Look A Gift Horse In The Mouth

I am bipolar about most things. Take art. On the one hand, I'm elitist. On the other, I'm depressed by the value of art being determined by the same 'free market' forces that affect other retail commodities – supply, demand and brand recognition.
A couple of years ago, inspired by the American sculptor, Robert Graham, I began experimenting with the online distribution of free, unlimited edition prints. The first was a stencil, NO!, based on a painting I'd done early in my career. I liked the idea that someone else could recreate my image in another medium and own at no cost and with little effort. I've distributed a couple more since then, offering to sign and 'authenticate' the reproductions if they were sent (along with a self-addressed, stamped envelope) to my studio. They're still available on my site: Multiple Surrenders and the Voodoo-inspired I Will Not Be Your Give Man Anymore .
I copped a lot of flak from 'art business' people about releasing free prints. A large number wrote to me saying that it wasn't really art because it could be reproduced and redistributed without my control. I was even warned that it would negatively effect the price of my original works (it hasn't, of course).
I am predicting a change in attitude now that the British Turner Award-winning artists, Gilbert and George, have done a similar thing. Unlimited edition art works will be acceptable, even desirable. The BBC TV controller/presenter who's laying claim to the idea seems pretty thrilled about it but I don't care – neither, I suspect, does Robert Graham. What bothers me is that people are so ready to reject an idea until it's proposed by someone more famous or – better yet – fashionable. Yeah, I know: we live in a time when celebrity determines influence. I guess I'd hoped that, in the arts, people were brave enough to think for themselves.


Daniel Sanger said...

great pic - I really love your work- it's very different and interesting with a great style.
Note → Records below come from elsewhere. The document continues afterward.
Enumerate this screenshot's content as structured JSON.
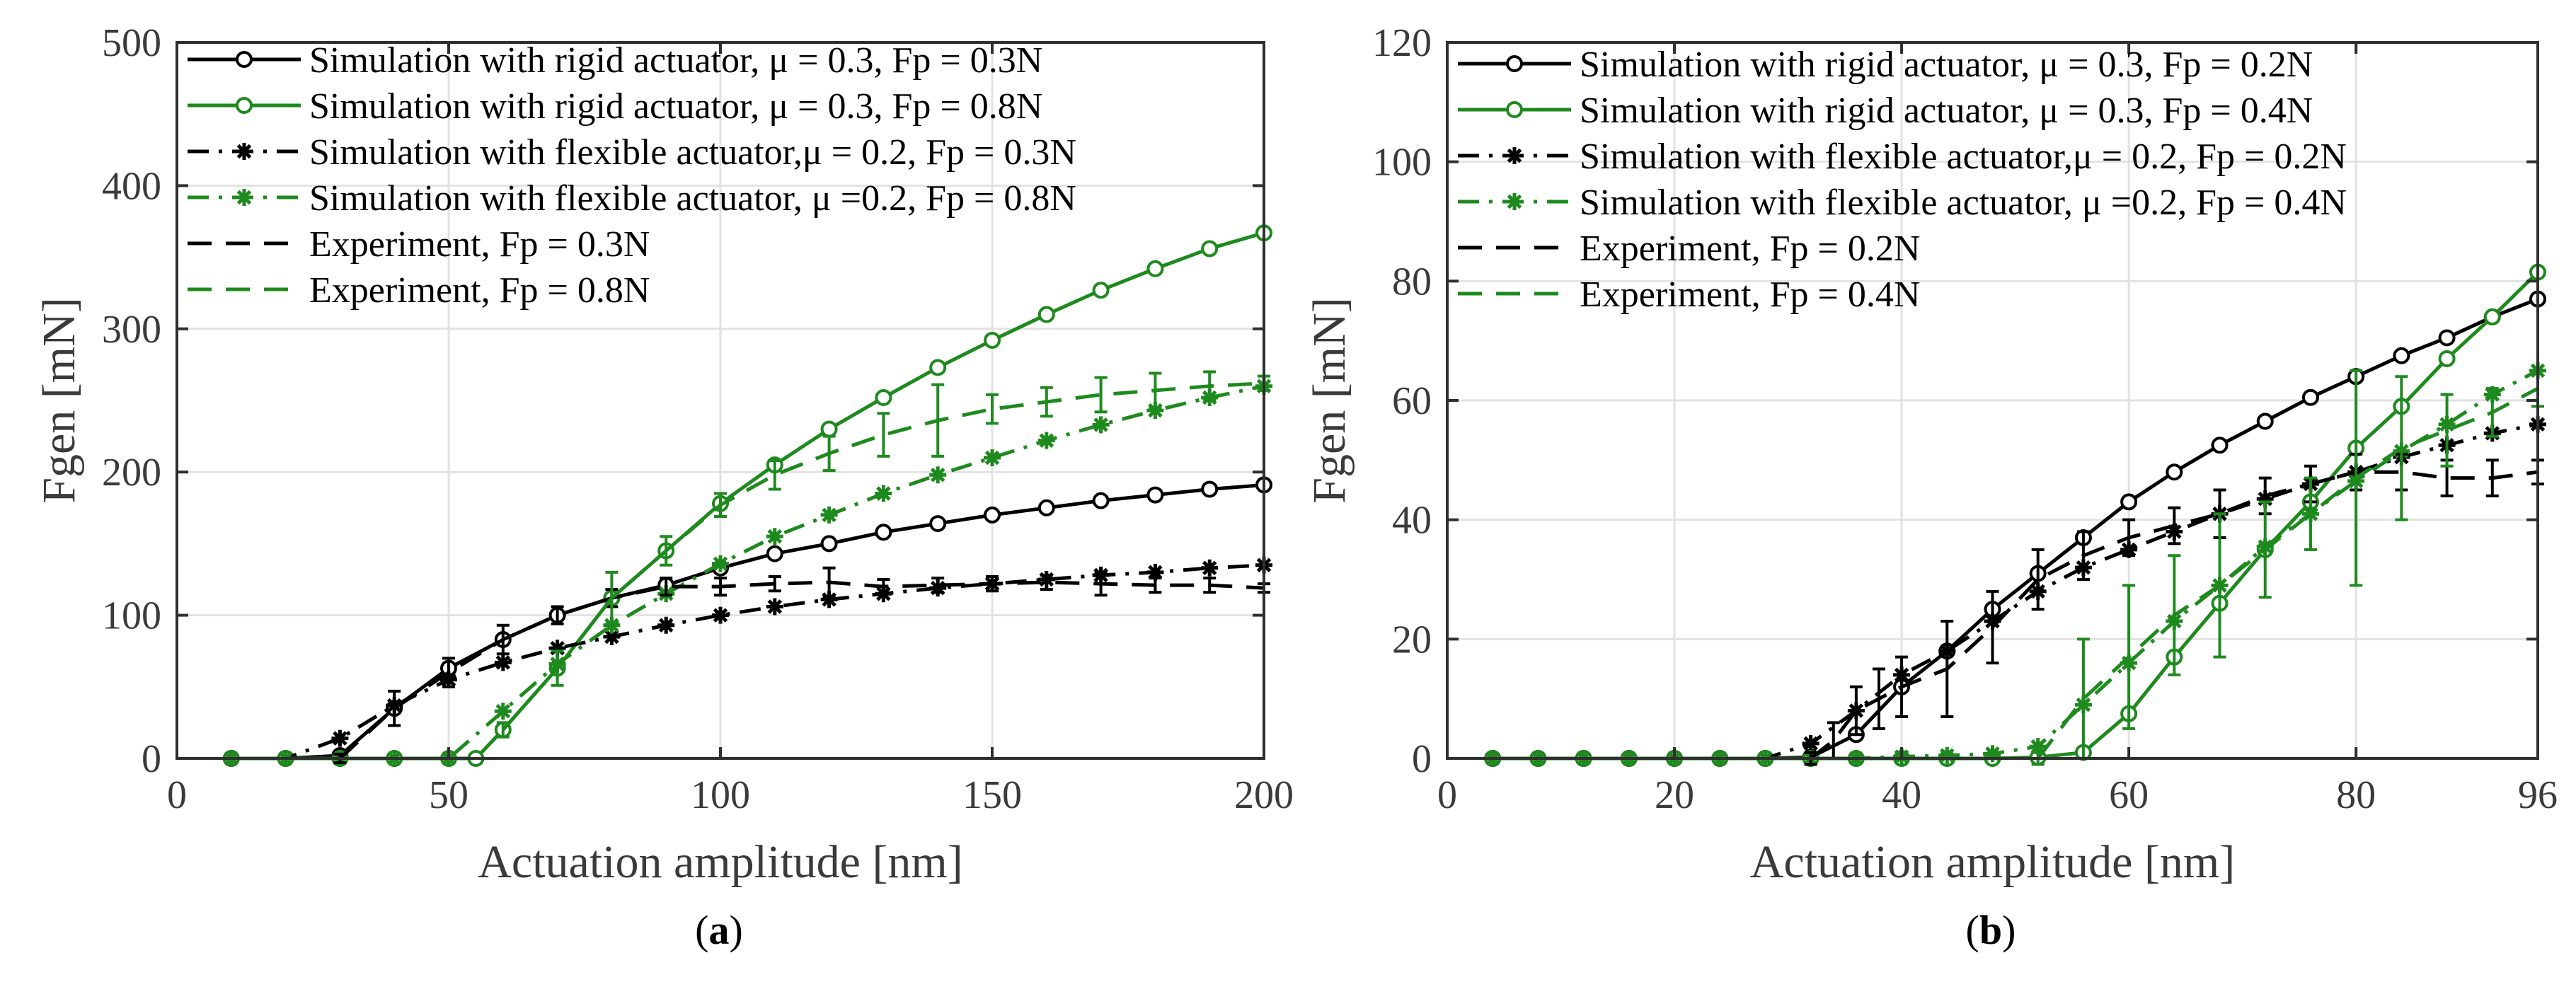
{
  "chart_data": [
    {
      "type": "line",
      "panel_label": "(a)",
      "xlabel": "Actuation amplitude [nm]",
      "ylabel": "Fgen [mN]",
      "xlim": [
        0,
        200
      ],
      "ylim": [
        0,
        500
      ],
      "xticks": [
        0,
        50,
        100,
        150,
        200
      ],
      "yticks": [
        0,
        100,
        200,
        300,
        400,
        500
      ],
      "xtick_labels": [
        "0",
        "50",
        "100",
        "150",
        "200"
      ],
      "ytick_labels": [
        "0",
        "100",
        "200",
        "300",
        "400",
        "500"
      ],
      "grid": true,
      "legend_position": "top-left",
      "series": [
        {
          "name": "Simulation with rigid actuator, μ = 0.3, Fp = 0.3N",
          "color": "#000000",
          "style": "solid",
          "marker": "circle",
          "x": [
            10,
            20,
            30,
            40,
            50,
            60,
            70,
            80,
            90,
            100,
            110,
            120,
            130,
            140,
            150,
            160,
            170,
            180,
            190,
            200
          ],
          "y": [
            0,
            0,
            2,
            35,
            63,
            83,
            100,
            112,
            121,
            133,
            143,
            150,
            158,
            164,
            170,
            175,
            180,
            184,
            188,
            191
          ]
        },
        {
          "name": "Simulation with rigid actuator, μ = 0.3, Fp = 0.8N",
          "color": "#1e8a1e",
          "style": "solid",
          "marker": "circle",
          "x": [
            10,
            20,
            30,
            40,
            50,
            55,
            60,
            70,
            80,
            90,
            100,
            110,
            120,
            130,
            140,
            150,
            160,
            170,
            180,
            190,
            200
          ],
          "y": [
            0,
            0,
            0,
            0,
            0,
            0,
            20,
            63,
            112,
            145,
            178,
            205,
            230,
            252,
            273,
            292,
            310,
            327,
            342,
            356,
            367
          ]
        },
        {
          "name": "Simulation with flexible actuator,μ = 0.2, Fp = 0.3N",
          "color": "#000000",
          "style": "dashdot",
          "marker": "star",
          "x": [
            10,
            20,
            30,
            40,
            50,
            60,
            70,
            80,
            90,
            100,
            110,
            120,
            130,
            140,
            150,
            160,
            170,
            180,
            190,
            200
          ],
          "y": [
            0,
            0,
            14,
            37,
            55,
            67,
            77,
            85,
            93,
            100,
            106,
            111,
            115,
            119,
            122,
            125,
            128,
            130,
            133,
            135
          ]
        },
        {
          "name": "Simulation with flexible actuator, μ =0.2, Fp = 0.8N",
          "color": "#1e8a1e",
          "style": "dashdot",
          "marker": "star",
          "x": [
            10,
            20,
            30,
            40,
            50,
            60,
            70,
            80,
            90,
            100,
            110,
            120,
            130,
            140,
            150,
            160,
            170,
            180,
            190,
            200
          ],
          "y": [
            0,
            0,
            0,
            0,
            0,
            33,
            66,
            93,
            115,
            136,
            155,
            170,
            185,
            198,
            210,
            222,
            233,
            243,
            252,
            260
          ]
        },
        {
          "name": "Experiment, Fp = 0.3N",
          "color": "#000000",
          "style": "dashed",
          "marker": "errorbar",
          "x": [
            30,
            40,
            50,
            60,
            70,
            80,
            90,
            100,
            110,
            120,
            130,
            140,
            150,
            160,
            170,
            180,
            190,
            200
          ],
          "y": [
            0,
            35,
            60,
            83,
            100,
            112,
            120,
            120,
            122,
            123,
            120,
            121,
            122,
            123,
            122,
            121,
            121,
            119
          ],
          "err": [
            3,
            12,
            10,
            10,
            6,
            6,
            6,
            6,
            5,
            10,
            5,
            5,
            5,
            5,
            8,
            5,
            5,
            3
          ]
        },
        {
          "name": "Experiment, Fp = 0.8N",
          "color": "#1e8a1e",
          "style": "dashed",
          "marker": "errorbar",
          "x": [
            60,
            70,
            80,
            90,
            100,
            110,
            120,
            130,
            140,
            150,
            160,
            170,
            180,
            190,
            200
          ],
          "y": [
            20,
            63,
            112,
            145,
            177,
            198,
            213,
            226,
            236,
            244,
            249,
            254,
            257,
            260,
            262
          ],
          "err": [
            5,
            12,
            18,
            10,
            8,
            10,
            12,
            15,
            25,
            10,
            10,
            12,
            12,
            10,
            5
          ]
        }
      ]
    },
    {
      "type": "line",
      "panel_label": "(b)",
      "xlabel": "Actuation amplitude [nm]",
      "ylabel": "Fgen [mN]",
      "xlim": [
        0,
        96
      ],
      "ylim": [
        0,
        120
      ],
      "xticks": [
        0,
        20,
        40,
        60,
        80,
        96
      ],
      "yticks": [
        0,
        20,
        40,
        60,
        80,
        100,
        120
      ],
      "xtick_labels": [
        "0",
        "20",
        "40",
        "60",
        "80",
        "96"
      ],
      "ytick_labels": [
        "0",
        "20",
        "40",
        "60",
        "80",
        "100",
        "120"
      ],
      "grid": true,
      "legend_position": "top-left",
      "series": [
        {
          "name": "Simulation with rigid actuator,  μ = 0.3, Fp = 0.2N",
          "color": "#000000",
          "style": "solid",
          "marker": "circle",
          "x": [
            4,
            8,
            12,
            16,
            20,
            24,
            28,
            32,
            36,
            40,
            44,
            48,
            52,
            56,
            60,
            64,
            68,
            72,
            76,
            80,
            84,
            88,
            92,
            96
          ],
          "y": [
            0,
            0,
            0,
            0,
            0,
            0,
            0,
            0.2,
            4,
            12,
            18,
            25,
            31,
            37,
            43,
            48,
            52.5,
            56.5,
            60.5,
            64,
            67.5,
            70.5,
            74,
            77
          ]
        },
        {
          "name": "Simulation with rigid actuator,  μ = 0.3, Fp = 0.4N",
          "color": "#1e8a1e",
          "style": "solid",
          "marker": "circle",
          "x": [
            4,
            8,
            12,
            16,
            20,
            24,
            28,
            32,
            36,
            40,
            44,
            48,
            52,
            56,
            60,
            64,
            68,
            72,
            76,
            80,
            84,
            88,
            92,
            96
          ],
          "y": [
            0,
            0,
            0,
            0,
            0,
            0,
            0,
            0,
            0,
            0,
            0,
            0,
            0.2,
            1,
            7.5,
            17,
            26,
            35,
            43,
            52,
            59,
            67,
            74,
            81.5
          ]
        },
        {
          "name": "Simulation with flexible actuator,μ = 0.2, Fp = 0.2N",
          "color": "#000000",
          "style": "dashdot",
          "marker": "star",
          "x": [
            4,
            8,
            12,
            16,
            20,
            24,
            28,
            32,
            36,
            40,
            44,
            48,
            52,
            56,
            60,
            64,
            68,
            72,
            76,
            80,
            84,
            88,
            92,
            96
          ],
          "y": [
            0,
            0,
            0,
            0,
            0,
            0,
            0,
            2.5,
            8,
            14,
            18,
            23,
            28,
            32,
            35,
            38,
            41,
            43.5,
            46,
            48,
            50.5,
            52.5,
            54.5,
            56
          ]
        },
        {
          "name": "Simulation with flexible actuator,  μ =0.2, Fp = 0.4N",
          "color": "#1e8a1e",
          "style": "dashdot",
          "marker": "star",
          "x": [
            4,
            8,
            12,
            16,
            20,
            24,
            28,
            32,
            36,
            40,
            44,
            48,
            52,
            56,
            60,
            64,
            68,
            72,
            76,
            80,
            84,
            88,
            92,
            96
          ],
          "y": [
            0,
            0,
            0,
            0,
            0,
            0,
            0,
            0,
            0,
            0.3,
            0.5,
            0.8,
            2,
            9,
            16,
            23,
            29,
            35.5,
            41,
            46.5,
            51.5,
            56,
            61,
            65
          ]
        },
        {
          "name": "Experiment, Fp = 0.2N",
          "color": "#000000",
          "style": "dashed",
          "marker": "errorbar",
          "x": [
            32,
            34,
            36,
            38,
            40,
            44,
            48,
            52,
            56,
            60,
            64,
            68,
            72,
            76,
            80,
            84,
            88,
            92,
            96
          ],
          "y": [
            0,
            3,
            8,
            10,
            12,
            15,
            22,
            30,
            34,
            37,
            39,
            41,
            44,
            46,
            48,
            48,
            47,
            47,
            48
          ],
          "err": [
            1,
            3,
            4,
            5,
            5,
            8,
            6,
            5,
            4,
            3,
            3,
            4,
            3,
            3,
            3,
            3,
            3,
            3,
            2
          ]
        },
        {
          "name": "Experiment, Fp = 0.4N",
          "color": "#1e8a1e",
          "style": "dashed",
          "marker": "errorbar",
          "x": [
            52,
            56,
            60,
            64,
            68,
            72,
            76,
            80,
            84,
            88,
            92,
            96
          ],
          "y": [
            0,
            10,
            17,
            24,
            29,
            35,
            41,
            47,
            52,
            55,
            58,
            62
          ],
          "err": [
            1,
            10,
            12,
            10,
            12,
            8,
            6,
            18,
            12,
            6,
            4,
            3
          ]
        }
      ]
    }
  ]
}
Love that you gave away free prints:) Was a very bold move, and I suspect 'art business' only deemed it as 'not art' because there was no money to be made from it:) Good on you!

Julie said...

That's tragic because it's the market trying to control the creator. I've been stencilling discarded furniture on the street for a couple of years and it seems I have several collectors. Sometimes the whole object is taken other times it is excised it with a box cutter. I'm hoping fora retrospective exhibition in my old age. I just hope I get a credit.

Anonymous said...

I disagree that the value of art is determined by the free market. It is expressed by it, is all, in a form that gets all the attention for obvious reasons. The actual value is hard to pin, sometimes ephemeral, and often eternal. Yes?

fisheggs said...

Original thought is few and far between in all parts of life. It took me a long time to understand accept this fact. Is it laziness, follower(itis), insecurity, a brain part that wasn't tweaked or an avenue that was closed early on?